Here are some common expressions related to "pay".
pay raise / rise = when you get more money in your job. The difference between "raise" and "rise" is that "raise" implies that you needed to negotiate for it, while "rise" means that the increase was somehow automatic.
back pay = when you are paid for work in the past. This often happens if your union negotiates a back-dated pay raise (a pay raise that starts from a previous date).
equal pay = when men and women are paid the same for the same work.
pay scale = the range of pay within a company or sector.
severance pay = pay you get when your contract is terminated earlier than originally agreed.
sick pay = pay you get when you are ill and not able to work.
overtime pay = extra pay you get for working extra hours.
take-home pay = the final amount of money you earn after taxes etc are paid.

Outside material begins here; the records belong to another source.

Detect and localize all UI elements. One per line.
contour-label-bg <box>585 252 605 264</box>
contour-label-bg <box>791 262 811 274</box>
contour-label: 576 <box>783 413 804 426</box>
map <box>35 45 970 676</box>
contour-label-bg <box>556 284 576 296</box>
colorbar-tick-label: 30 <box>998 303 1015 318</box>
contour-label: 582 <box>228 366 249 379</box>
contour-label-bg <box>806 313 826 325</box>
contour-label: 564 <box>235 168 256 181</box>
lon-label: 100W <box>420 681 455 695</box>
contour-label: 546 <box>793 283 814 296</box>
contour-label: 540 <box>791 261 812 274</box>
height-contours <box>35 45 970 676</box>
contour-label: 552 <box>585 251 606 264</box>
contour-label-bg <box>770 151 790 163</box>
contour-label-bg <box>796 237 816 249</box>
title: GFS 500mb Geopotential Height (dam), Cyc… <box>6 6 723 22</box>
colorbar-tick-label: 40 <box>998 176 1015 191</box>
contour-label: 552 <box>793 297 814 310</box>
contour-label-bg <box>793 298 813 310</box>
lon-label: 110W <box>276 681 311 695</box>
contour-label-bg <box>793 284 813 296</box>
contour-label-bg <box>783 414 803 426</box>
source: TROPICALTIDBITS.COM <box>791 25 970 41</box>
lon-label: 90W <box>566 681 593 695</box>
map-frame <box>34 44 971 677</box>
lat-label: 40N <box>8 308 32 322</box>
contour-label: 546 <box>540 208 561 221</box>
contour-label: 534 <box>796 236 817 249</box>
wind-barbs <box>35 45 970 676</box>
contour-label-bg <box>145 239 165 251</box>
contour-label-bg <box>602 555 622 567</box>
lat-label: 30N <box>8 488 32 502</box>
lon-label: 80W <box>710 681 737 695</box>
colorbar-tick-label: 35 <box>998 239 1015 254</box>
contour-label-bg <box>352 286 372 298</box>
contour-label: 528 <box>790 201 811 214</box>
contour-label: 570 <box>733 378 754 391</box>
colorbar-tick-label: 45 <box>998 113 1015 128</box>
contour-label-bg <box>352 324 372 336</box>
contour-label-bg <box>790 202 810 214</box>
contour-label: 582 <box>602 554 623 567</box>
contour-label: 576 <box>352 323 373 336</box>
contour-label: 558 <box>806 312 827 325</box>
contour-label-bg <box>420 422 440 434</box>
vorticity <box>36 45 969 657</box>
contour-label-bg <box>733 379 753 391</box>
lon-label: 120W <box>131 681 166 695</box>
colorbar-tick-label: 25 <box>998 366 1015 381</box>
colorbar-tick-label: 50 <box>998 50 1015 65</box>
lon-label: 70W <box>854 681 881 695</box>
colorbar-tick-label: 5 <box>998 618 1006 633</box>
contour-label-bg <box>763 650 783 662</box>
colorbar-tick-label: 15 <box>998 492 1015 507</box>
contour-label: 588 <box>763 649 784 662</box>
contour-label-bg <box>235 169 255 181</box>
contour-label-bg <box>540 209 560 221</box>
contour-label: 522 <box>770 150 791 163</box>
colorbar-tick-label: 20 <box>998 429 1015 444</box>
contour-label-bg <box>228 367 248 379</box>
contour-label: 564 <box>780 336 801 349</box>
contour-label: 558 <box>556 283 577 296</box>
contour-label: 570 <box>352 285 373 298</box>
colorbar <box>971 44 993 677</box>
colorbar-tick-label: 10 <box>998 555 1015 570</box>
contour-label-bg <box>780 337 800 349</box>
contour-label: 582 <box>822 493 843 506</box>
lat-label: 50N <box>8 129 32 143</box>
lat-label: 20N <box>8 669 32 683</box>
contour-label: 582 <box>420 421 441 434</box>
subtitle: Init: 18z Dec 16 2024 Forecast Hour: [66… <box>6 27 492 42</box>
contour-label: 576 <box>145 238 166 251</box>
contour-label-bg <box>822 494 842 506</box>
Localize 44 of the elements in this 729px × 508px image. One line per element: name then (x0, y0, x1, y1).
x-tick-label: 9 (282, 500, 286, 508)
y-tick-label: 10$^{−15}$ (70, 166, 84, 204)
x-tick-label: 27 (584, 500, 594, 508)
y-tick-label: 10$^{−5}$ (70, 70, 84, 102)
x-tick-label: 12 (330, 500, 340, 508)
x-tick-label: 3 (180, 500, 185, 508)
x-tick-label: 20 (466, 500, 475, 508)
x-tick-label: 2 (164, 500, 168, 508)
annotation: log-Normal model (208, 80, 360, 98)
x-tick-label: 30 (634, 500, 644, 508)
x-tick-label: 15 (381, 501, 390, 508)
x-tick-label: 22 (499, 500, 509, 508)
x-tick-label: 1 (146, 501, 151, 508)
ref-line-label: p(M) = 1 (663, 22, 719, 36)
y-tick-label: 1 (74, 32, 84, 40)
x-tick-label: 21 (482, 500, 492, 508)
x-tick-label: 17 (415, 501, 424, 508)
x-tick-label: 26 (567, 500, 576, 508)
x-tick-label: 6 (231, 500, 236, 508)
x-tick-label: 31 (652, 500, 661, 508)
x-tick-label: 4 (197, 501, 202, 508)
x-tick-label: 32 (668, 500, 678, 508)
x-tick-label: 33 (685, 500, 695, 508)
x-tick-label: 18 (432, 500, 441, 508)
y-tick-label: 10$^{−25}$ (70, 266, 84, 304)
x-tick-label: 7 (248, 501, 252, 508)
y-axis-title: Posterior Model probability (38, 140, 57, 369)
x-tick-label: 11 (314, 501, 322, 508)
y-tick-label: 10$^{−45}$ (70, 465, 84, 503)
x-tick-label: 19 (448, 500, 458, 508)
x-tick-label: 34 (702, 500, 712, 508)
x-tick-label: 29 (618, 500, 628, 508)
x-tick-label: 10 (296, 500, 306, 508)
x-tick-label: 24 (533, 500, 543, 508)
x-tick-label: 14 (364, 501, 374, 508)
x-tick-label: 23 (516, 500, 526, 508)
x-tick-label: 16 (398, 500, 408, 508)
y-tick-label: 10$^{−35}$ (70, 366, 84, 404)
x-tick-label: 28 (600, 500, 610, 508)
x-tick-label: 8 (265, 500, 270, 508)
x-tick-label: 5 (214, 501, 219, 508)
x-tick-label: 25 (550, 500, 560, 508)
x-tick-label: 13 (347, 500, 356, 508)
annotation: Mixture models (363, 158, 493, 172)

pay-as-you-earn = the system in the UK where taxes etc are deducted from your pay first.
pay-day = the day on which the wages are paid.
pay roll = the list of employees in a company receiving pay.
pay slip = the piece of paper employees get with their pay showing how much tax / insurance etc they have paid.
pay freeze = when all pay rises are "frozen", and no extra money is available.
Types of pay
Salary = money paid to you monthly (normally by cheque or automatic bank deposit for a "professional" job)
Wages = money paid to you weekly (often in cash for a "non-professional" job)
Cash in hand = working for cash (and not paying tax, which is illegal)
Bonus = something extra you get at the end of the year – perhaps the company has done very well
Commission = a percentage of the value of what you sell
Perk = an advantage of the job , such as access to the internet, or a company car
Tips = what you get for performing a service, such as waitressing in a restaurant
Annual review = the time of the year when your boss decides how much extra salary to give you
13 month salary = when you get a double salary in December
Tax free = when you don't have to pay tax on what you earn (perhaps you are working as an expatriate in a rich country)
Basic pay = the basic money you earn before extras such as commission
Inflation proof = pay that keeps in line with inflation so that you will never earn less "in real terms" than your current salary
Minimum wage = what the government decides is the minimum amount that anyone can get paid
Pension = something that either the government or your company saves on your behalf so that when you retire you have a source of income
Performance-related bonus = when you get extra money depending on whether you have reached certain performance targets
Luncheon voucher ("LV") = a voucher for "lunch" or for supermarkets that some English companies give their employees as a perk of the job
Stock options = options to buy shares in the company at special prices
Fill in the gaps with a suitable word / phrase
1. My sister works in a bar. Her —– —– is quite low, but she gets lots of ——- from customers.
2. We're not expecting a huge pay —– in our —— —–.
3. Women have been fighting for —— —– for years!
4. It's the time of year when bankers get huge ——– ——- ——-. They can almost double their salary with these.
5. He does odd jobs and gets paid —— —- —–. It's not really legal, but it's only for small amounts.
6. After taxes and contributions, the —– —– —– is quite low.
7. If you're on a decent contract, you should get holiday pay and —— —–. At least that covers you for illness.
8. If you go and work in the gulf, you might get a —– —– salary.
9. In times of economic recession, public workers expect a —– ——. They might get a rise next year, but it looks unlikely.
10. Sales people often earn ——- on top of their regular salary.